God is on the side of life and it is God's will to give you the kingdom
and its benefits, that is: forgiveness, grace, wisdom, life and life beyond
death.
God is
powerful, but perhaps not in a way that we can easily understand. God’s power is made perfect in
weakness, Paul says in 2 Corinthians 12.
God chooses to be found in suffering because that is where God know he
will find us; we don’t have to go searching because God is already there. God is on the side of life and wills to
give you the kingdom. God also has
the power and control to allow us and all of creation to do what we were created
to do: have good dominion and stewardship over the earth; for plants and
animals to bring forth vegetation and life (Genesis 1). God allows us to do that which we would
have God do. My friend Kate, a
pastor in Atlanta says this, “we must do that which we would have God do.” Tend
to creation, feed the hungry, consol the prisoner, watch over the widow and the
orphan, give what we have received away to the last, the least, the lost. God shows God’s power through us,
broken and sinful and selfish as we may be.
What then
is God up to in the world?
“Though you
intended it for evil,” Joseph said to his brothers, “God intended it for good” (Genesis
50:20). God takes even the deepest, darkest, most death-like strands of
existence and weaves them into something new, something with life and
vitality. Though death was
intended through sin, God chose and chooses to give us life in Jesus, in his
cross. Though we encounter the
deep and painful experience of depression, those who have gone through it have
found a deep and real vitality on the other side. God is on the side of life and is at work in you and in the
world to give you the kingdom.
Karma says
that we earn whatever we receive.
It is how this world often gives.
Grace says that we are given what we do not deserve and receive it
without earning it.
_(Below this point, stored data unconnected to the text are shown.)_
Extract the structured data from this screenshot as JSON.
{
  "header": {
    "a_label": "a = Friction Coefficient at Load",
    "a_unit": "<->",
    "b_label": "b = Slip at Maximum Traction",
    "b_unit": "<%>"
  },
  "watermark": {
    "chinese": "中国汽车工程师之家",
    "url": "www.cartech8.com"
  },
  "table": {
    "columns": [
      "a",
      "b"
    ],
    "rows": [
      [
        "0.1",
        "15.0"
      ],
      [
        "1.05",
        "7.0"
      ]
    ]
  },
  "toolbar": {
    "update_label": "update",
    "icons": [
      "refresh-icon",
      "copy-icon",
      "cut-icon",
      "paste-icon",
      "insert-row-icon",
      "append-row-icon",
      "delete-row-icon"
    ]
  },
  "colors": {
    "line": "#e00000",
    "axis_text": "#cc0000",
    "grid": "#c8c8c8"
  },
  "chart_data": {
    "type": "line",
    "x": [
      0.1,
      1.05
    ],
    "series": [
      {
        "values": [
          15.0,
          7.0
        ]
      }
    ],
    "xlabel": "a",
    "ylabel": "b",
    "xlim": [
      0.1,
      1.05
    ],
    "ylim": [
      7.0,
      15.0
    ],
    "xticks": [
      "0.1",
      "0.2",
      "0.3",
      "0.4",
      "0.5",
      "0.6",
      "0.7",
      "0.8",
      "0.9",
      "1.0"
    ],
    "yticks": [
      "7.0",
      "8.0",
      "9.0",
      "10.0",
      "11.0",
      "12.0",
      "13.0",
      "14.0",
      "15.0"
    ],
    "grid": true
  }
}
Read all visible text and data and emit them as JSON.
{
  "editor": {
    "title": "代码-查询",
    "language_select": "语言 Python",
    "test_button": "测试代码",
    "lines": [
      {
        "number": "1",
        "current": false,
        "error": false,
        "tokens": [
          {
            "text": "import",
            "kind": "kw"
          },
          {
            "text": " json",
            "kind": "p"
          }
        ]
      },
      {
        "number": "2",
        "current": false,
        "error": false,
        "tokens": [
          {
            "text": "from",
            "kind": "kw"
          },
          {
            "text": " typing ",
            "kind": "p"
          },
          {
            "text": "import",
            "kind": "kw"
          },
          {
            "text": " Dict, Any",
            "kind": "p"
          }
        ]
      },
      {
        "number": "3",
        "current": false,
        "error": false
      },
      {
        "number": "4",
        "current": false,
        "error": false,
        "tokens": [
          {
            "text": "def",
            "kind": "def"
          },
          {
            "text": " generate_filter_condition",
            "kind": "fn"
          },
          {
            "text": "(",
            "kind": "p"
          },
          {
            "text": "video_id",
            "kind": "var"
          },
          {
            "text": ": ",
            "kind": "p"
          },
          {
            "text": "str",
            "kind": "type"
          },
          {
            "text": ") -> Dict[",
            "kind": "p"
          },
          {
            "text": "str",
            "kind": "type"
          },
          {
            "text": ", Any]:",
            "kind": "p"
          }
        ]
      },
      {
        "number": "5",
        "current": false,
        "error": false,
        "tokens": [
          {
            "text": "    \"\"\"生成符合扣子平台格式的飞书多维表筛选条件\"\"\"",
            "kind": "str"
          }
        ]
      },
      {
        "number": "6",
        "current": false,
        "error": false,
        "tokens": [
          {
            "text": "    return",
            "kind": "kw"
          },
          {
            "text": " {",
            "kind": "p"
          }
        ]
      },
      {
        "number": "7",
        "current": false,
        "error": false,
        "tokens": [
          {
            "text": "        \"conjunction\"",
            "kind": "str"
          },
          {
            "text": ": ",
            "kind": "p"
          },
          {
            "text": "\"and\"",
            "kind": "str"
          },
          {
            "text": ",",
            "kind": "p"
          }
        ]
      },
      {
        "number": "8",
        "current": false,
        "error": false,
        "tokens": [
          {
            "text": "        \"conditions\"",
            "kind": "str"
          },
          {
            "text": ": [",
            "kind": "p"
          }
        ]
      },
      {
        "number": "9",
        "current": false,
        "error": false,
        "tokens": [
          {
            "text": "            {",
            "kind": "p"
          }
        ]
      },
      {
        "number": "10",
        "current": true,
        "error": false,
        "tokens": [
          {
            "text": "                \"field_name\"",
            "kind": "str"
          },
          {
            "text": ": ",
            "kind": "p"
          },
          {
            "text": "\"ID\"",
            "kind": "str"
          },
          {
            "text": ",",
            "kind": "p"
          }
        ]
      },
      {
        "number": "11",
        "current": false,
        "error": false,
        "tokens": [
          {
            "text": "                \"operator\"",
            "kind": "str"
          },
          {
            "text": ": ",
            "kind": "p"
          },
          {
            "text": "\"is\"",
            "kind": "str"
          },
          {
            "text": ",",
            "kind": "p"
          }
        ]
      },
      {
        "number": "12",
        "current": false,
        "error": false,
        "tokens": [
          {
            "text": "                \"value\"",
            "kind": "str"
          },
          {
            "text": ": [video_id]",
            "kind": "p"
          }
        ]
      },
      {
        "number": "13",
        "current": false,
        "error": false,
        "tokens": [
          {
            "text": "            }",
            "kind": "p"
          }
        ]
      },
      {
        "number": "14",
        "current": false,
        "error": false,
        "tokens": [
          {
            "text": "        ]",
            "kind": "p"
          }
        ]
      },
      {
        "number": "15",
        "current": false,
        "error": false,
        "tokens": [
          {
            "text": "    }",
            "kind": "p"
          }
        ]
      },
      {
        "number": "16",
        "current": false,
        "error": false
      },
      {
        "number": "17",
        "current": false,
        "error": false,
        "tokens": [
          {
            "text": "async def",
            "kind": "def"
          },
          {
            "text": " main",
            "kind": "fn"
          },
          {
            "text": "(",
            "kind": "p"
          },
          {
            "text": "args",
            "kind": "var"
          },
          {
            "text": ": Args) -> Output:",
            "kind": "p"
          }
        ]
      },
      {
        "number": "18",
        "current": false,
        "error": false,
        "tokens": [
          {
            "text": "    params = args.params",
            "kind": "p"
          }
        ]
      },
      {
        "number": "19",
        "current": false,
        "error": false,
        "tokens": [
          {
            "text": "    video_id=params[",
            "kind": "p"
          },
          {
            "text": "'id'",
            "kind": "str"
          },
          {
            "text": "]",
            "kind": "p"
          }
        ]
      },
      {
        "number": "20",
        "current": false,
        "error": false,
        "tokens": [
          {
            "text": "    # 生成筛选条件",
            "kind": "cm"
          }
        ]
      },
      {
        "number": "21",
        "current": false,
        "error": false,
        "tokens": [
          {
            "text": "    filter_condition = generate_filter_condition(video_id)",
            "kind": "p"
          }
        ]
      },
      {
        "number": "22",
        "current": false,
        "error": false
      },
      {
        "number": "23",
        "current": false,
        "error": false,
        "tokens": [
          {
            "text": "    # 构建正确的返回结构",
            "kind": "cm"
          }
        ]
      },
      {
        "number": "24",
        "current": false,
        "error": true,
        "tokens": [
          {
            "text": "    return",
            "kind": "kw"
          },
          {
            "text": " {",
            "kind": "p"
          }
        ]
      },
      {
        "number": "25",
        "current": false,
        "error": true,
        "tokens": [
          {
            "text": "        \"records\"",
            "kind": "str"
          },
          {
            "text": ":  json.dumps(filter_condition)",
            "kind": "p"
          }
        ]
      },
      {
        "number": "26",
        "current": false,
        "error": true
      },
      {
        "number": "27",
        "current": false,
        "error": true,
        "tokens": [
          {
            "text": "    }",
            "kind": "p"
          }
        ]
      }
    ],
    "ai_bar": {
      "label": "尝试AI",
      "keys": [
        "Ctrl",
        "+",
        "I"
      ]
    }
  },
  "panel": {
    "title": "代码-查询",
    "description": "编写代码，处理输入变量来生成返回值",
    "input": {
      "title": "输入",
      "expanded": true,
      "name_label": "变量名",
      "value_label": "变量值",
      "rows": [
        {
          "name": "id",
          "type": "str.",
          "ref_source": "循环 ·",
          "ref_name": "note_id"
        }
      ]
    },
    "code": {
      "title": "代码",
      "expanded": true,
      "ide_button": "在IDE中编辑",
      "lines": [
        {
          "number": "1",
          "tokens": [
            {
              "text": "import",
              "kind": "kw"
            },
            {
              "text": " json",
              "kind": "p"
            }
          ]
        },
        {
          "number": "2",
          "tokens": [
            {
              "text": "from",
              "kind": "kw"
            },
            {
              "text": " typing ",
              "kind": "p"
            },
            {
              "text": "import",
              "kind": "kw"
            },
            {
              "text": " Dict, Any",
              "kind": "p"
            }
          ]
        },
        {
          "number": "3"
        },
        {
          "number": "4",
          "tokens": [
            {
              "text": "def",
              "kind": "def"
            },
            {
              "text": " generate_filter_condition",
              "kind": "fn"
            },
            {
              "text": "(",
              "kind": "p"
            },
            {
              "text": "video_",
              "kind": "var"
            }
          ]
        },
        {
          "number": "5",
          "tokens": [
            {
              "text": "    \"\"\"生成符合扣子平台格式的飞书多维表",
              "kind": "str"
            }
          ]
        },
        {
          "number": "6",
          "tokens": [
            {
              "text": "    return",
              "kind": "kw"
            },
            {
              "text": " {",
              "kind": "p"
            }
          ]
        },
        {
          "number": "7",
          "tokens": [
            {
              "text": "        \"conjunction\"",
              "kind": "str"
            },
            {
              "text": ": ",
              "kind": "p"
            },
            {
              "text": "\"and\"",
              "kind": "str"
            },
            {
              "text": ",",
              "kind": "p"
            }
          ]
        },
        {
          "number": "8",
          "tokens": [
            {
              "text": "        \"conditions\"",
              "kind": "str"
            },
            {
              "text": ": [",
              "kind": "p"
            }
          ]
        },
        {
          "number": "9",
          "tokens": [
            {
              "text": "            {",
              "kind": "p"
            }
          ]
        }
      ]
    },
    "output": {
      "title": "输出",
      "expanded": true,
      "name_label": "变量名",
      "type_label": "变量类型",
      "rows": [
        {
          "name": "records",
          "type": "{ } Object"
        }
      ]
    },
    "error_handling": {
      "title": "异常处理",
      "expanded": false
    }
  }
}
It is how God
gives.
Our system
of belief is called grace. It is a
system that says that God is with us through all of life, the good, the bad,
the ugly and that God suffers with us just as God in Christ has suffered for
us. God is with us in everything
that we face. Grace is the system
that I can believe in even though, like faith, I can’t see it but I can
experience it. It is something I
must return to and receive over and over again in the community and presence of
other believers, in the breaking of the bread and body of our Lord Jesus, faith
and grace promises that God will never leave or forsake me or you or all of
creation for God is on the side of life and God wants and wills to give you the
kingdom.
May the
peace of God which passes all
understanding guard your hearts and minds in Christ Jesus.
________________
I preached this sermon with my amazing friend Erin Nelson in mind. Credit due to her for seeing this as a word to a flock, a group of people and not just individuals. When we can't believe the community believes for us.